Is there a way to assess for successful immunization? — There is no reliable way to confirm whether a vaccine has elicited a protective immune response, and guidance from expert groups on this issue states that antibody testing is neither necessary nor recommended to assess for immunity following vaccination. This is discussed separately. (See "COVID-19: Vaccines", section on 'Limited role for post-vaccination testing' and "COVID-19: Diagnosis", section on 'Testing following COVID-19 vaccination'.)

SUMMARY AND RECOMMENDATIONS

Cancer screening and surveillance – During the pandemic, specific recommendations about cancer screening and diagnostic/surveillance testing should be based on the extent of community transmission as well as the availability of resources. Many screening programs have resumed in areas where infection has been relatively controlled. (See 'Cancer screening and surveillance' above.)

Cancer treatment in uninfected patients

In areas of low viral transmission – In areas where viral infection rates are low, cancer care proceeds largely along the lines of prepandemic standards. However, for individuals with a known severe acute respiratory syndrome coronavirus 2 (SARS-CoV-2) exposure, particularly those who are not up to date on COVID-19 vaccination or are expected to have an inadequate immune response to vaccination, it is generally recommended to hold treatment until it is clear that the patient will not develop COVID-19 from that exposure. An exception may be made for patients receiving low-risk therapies, such as hormonal treatments. (See 'Cancer treatment in areas of low viral transmission' above.)

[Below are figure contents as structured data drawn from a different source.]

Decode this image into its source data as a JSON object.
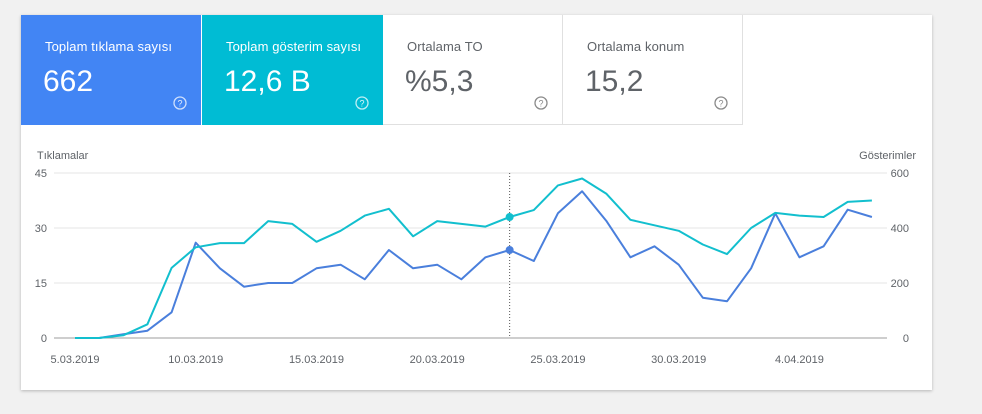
{
  "metrics": [
    {
      "label": "Toplam tıklama sayısı",
      "value": "662",
      "bg": "#4285f4"
    },
    {
      "label": "Toplam gösterim sayısı",
      "value": "12,6 B",
      "bg": "#00bcd4"
    },
    {
      "label": "Ortalama TO",
      "value": "%5,3",
      "bg": "#ffffff"
    },
    {
      "label": "Ortalama konum",
      "value": "15,2",
      "bg": "#ffffff"
    }
  ],
  "colors": {
    "clicks_line": "#4a7fdc",
    "impressions_line": "#12bfce",
    "grid": "#e6e6e6",
    "axis_text": "#5f6368",
    "hover_line": "#555555"
  },
  "icons": {
    "help": "help-circle-icon"
  },
  "chart_data": {
    "type": "line",
    "y_left_label": "Tıklamalar",
    "y_right_label": "Gösterimler",
    "y_left_ticks": [
      "0",
      "15",
      "30",
      "45"
    ],
    "y_right_ticks": [
      "0",
      "200",
      "400",
      "600"
    ],
    "y_left_range": [
      0,
      45
    ],
    "y_right_range": [
      0,
      600
    ],
    "x_tick_labels": [
      "5.03.2019",
      "10.03.2019",
      "15.03.2019",
      "20.03.2019",
      "25.03.2019",
      "30.03.2019",
      "4.04.2019"
    ],
    "x_tick_days": [
      0,
      5,
      10,
      15,
      20,
      25,
      30
    ],
    "x_range_days": [
      0,
      34
    ],
    "hover_day": 18,
    "grid": true,
    "series": [
      {
        "key": "clicks",
        "axis": "left",
        "values": [
          0,
          0,
          1,
          2,
          7,
          26,
          19,
          14,
          15,
          15,
          19,
          20,
          16,
          24,
          19,
          20,
          16,
          22,
          24,
          21,
          34,
          40,
          32,
          22,
          25,
          20,
          11,
          10,
          19,
          34,
          22,
          25,
          35,
          33
        ]
      },
      {
        "key": "impressions",
        "axis": "right",
        "values": [
          0,
          0,
          10,
          50,
          255,
          330,
          345,
          345,
          425,
          415,
          350,
          390,
          445,
          470,
          370,
          425,
          415,
          405,
          440,
          465,
          555,
          580,
          525,
          430,
          410,
          390,
          340,
          305,
          400,
          455,
          445,
          440,
          495,
          500
        ]
      }
    ]
  }
}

In areas of high viral transmission – In areas of continued high viral transmission, the risks of delayed cancer treatment have to be weighed against the burden on hospital resources and the patient's risk of exposure to COVID-19. (See 'Cancer treatment in areas of high viral transmission' above.)

Cancer patients with COVID-19

Risk factors – Most studies suggest a higher risk of severe COVID-19 in adult patients with active cancer, although data are mixed. In particular, hematologic malignancies, lung cancer, advanced or progressive cancer, active chemotherapy, older age, and comorbid conditions are risk factors for severe COVID-19. Prior cancer is also a risk factor, but the risk is lower compared with active cancer. (See 'COVID-19 outcomes among cancer patients and survivors' above.)

Management of COVID-19 infection – Overall, COVID-19 disease management is similar to the management used for the general population. However, cancer is considered to be a risk factor for progression to severe COVID-19 infection (table 2), which influences available treatment options. (See 'Management of COVID-19 infection' above.)

Cancer therapy in infected patients – For most cancer patients with COVID-19, chemotherapy or immunotherapy should be interrupted, whether patients are symptomatic from COVID-19 or not. We typically resume cancer treatment once transmission-based precautions can be discontinued; the duration of such precautions is often determined by regional and institutional protocol. (See 'Cancer therapy in infected patients' above.)

COVID-19 vaccination

Vaccination in cancer patients – We recommend that all individuals with active or prior cancer be up to date on COVID-19 vaccination to prevent SARS-CoV-2 infection (Grade 1B). Vaccination is recommended in immunocompromised patients, although COVID-19 vaccines may be less effective in this population (figure 2). (See 'COVID-19 vaccination' above and 'Safety and efficacy' above.)

-For individuals receiving immunosuppressive systemic therapy for cancer and those with any hematologic malignancy who received a two-dose mRNA vaccine series, a third primary dose of mRNA vaccine should be administered, at least 28 days after the second dose. (See 'Three-dose primary series versus booster doses' above.)

-Because of the possibility of waning immunity and decreased efficacy against certain variants, there is regulatory approval in the United States for a booster dose of vaccine for all adults. Immunocompromised individuals who received three doses of a primary mRNA vaccine series should also receive a booster dose. (See 'Three-dose primary series versus booster doses' above and "COVID-19: Vaccines", section on 'Role of booster vaccinations/waning efficacy'.)